"Who knows? It is true that he is old and has had this fever before. But we do not need him. Maybe he has fulfilled his destiny. And we have not." In the glory of the sunrise he turned to meditate over her thin, tortured face. He observed, with a lyrical sadness, "What is life? A running this way and that after mirages. A thirsting for sweet wells of which one has heard in a dream. Does one ever taste those waters? Are they sweet or bitter? Perhaps this is the secret—that to taste them is death."
The safari marched on. She rode the Muscat donkey, which was dying from the bites of tsetse flies.
CHAPTER LX
Next morning she marched afoot in the blaze of the sun. Trailing thorns pierced her ankles; the stipa shrubs showered her with little barbs, and from another bush was detached an invisible pollen that penetrated her clothing and burned her skin. At the noon halt they made a hammock of tent cloth, in which she was carried all the afternoon by four porters. At nightfall they saw, across a valley, the edge of the Mambava forests, the towering tree trunks banked with huge thickets and bound together by nets of vines.
They camped in the valley, where a stream flowed through a tangle of indigo plants. The warm bath steamed in her tent; the fresh evening garments were laid out; everything was the same in this canvas ark that proceeded farther and farther into the wilds with its atmosphere of rude luxury intact.

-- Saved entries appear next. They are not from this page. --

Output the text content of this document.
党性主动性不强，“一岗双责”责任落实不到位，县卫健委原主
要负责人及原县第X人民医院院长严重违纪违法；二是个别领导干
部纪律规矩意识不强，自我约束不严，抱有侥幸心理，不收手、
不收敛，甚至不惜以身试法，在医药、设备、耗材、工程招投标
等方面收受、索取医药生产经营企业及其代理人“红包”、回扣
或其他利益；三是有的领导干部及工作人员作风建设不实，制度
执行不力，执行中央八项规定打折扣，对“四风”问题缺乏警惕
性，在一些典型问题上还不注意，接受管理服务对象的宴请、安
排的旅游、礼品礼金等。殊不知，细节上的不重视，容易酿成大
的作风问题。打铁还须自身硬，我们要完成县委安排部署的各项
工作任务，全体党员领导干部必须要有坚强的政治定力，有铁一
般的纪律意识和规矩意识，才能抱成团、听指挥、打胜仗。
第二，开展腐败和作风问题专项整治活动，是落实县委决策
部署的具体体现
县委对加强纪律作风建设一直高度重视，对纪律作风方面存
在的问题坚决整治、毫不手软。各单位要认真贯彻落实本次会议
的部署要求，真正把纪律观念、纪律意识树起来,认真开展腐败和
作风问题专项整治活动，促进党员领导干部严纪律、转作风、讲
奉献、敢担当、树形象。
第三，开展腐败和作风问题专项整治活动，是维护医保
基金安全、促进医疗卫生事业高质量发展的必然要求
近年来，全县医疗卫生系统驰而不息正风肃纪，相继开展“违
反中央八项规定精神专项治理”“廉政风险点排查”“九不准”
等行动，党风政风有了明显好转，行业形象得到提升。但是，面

When she emerged from the tent, in her polo coat and suede mosquito boots, the table glistened with its china and glassware.
She sat looking at the black forest.
"He is there!"
But she was very tired.
Ah, to lie down, grope no longer for her will, drift away into a region where there was no love or remorse, sleep forever! Why should she feel like this with the goal so near at last, unless from a premonition that all her efforts were useless?